Doch Polen und Brüssel wollen nicht nachgeben. EU-Kommissionspräsidentin Ursula von der Leyen sieht bloss den belarusischen Machthaber Alexander Lukaschenko wegen seiner «Instrumentalisierung von Migranten» in der Schuld. Sie bezeichnet ihn als zynisch. Die Mitgliedstaaten stützen den Kurs: Der österreichische Innenminister kündigte an, sein Land werde Polen «solidarisch zur Seite stehen» – so wie vorher auch schon Litauen und Griechenland.

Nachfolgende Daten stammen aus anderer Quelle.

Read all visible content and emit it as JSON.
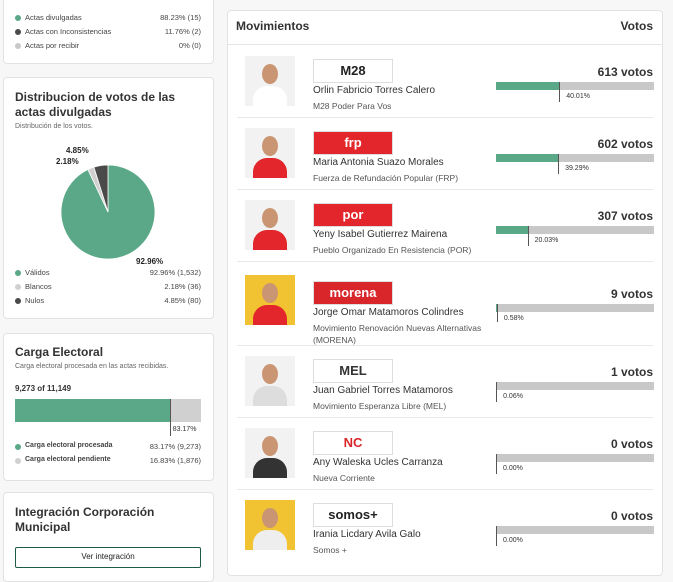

So haarsträubend diese Aneignung des Solidaritätsbegriffs ist, so wichtig ist die europäische Kontextualisierung der Krise. Sie ist nicht der einzige Brandherd der menschenverachtenden Grenzpolitik, die auch die Schweiz mitträgt. Ebenfalls diese Woche haben siebzig im Fluchtbereich aktive Organisationen aus diversen europäischen Ländern eine Kampagne lanciert. Sie fordern ein Ende der Kriminalisierung Geflüchteter und die Freilassung der «Samos Two».

Anlass dafür ist ein bevorstehender Prozess in Griechenland gegen zwei Geflüchtete, die mit ihrem Boot am 8. November 2020 vor der Küste von Samos Schiffbruch erlitten. 24 Menschen hatten sich an Bord befunden. Der sechsjährige Yahya ist ertrunken. Auch, weil die griechische Küstenwache erst Stunden nach dem Hilferuf eintraf. Sein Vater Ayoubi Nadir wurde gleich nach der Rettung verhaftet und wird jetzt wegen «Kindeswohlgefährdung» angeklagt. Ihm drohen bis zu zehn Jahre Haft.

Auch ein weiterer Überlebender namens Hasan wurde gleich nach seiner Rettung verhaftet. Weil er das Boot gesteuert hatte, wird er der Schlepperei beschuldigt. Obwohl er gemäss anderen Überlebenden bloss spontan das Steuer übernahm, als das Boot in Seenot geriet. Trotzdem könnte er zu weit mehr als 230 Jahren Haft verurteilt werden – lebenslang für den Tod des Jungen sowie weitere zehn Jahre pro transportierte Person.

Der Prozess in Griechenland steht für eine grössere Entwicklung. Als Reaktion auf den «Flüchtlingssommer» 2015, als mehr als eine Million Menschen Europa erreichten, intensivierten die Staaten die Kriminalisierung von Flucht und Fluchthilfe. Basis dafür sind Gesetze, die offiziell als Massnahme gegen «Schlepperbanden» erlassen wurden, sich tatsächlich aber gegen jede «Beihilfe zur unerlaubten Einreise» von Drittstaatsangehörigen nach Europa richten. Erst im Mai wurde ein Mann in Griechenland zu 146 Jahren Haft verurteilt.

Die Anklage gegen Ayoubi Nadir ist dagegen die erste ihrer Art – und könnte damit wegweisend sein: Sollte er verurteilt werden, könnte es künftig weiteren Eltern ebenso ergehen, die mit ihren Kindern die Überfahrt wagen. Mit dem Prozess gegen die «Samos Two» erreicht die Kriminalisierung also eine neue Stufe.

2015 stand der dreijährige Alan Kurdi im Fokus der Öffentlichkeit. Auch er starb beim Versuch, mit einem Schlauchboot nach Griechenland zu gelangen. Das Foto seines an den Strand gespülten Leichnams ging um die Welt: Europas Verbrechen wurden plötzlich weithin wahrgenommen, für kurze Zeit schien ein Aufbruch möglich.

Aber so wie die Erinnerung an Alan Kurdi ist auch der leise Hoffnungsschimmer längst verblasst. Die Zuspitzung an der polnisch-belarusischen Grenze und der Fall der «Samos Two» machen deutlich: Dem Abwehrkampf gegen die Verbrechen an den Aussengrenzen stehen Staaten gegenüber, die so geeint auftreten wie selten. Auch wenn sie das Gegenteil behaupten, stehen sie doch in der Verantwortung. Auf dem Grabstein des verstorbenen Yahya steht: «Es war nicht das Meer, es war nicht der Wind, es waren die Politik und die Angst.»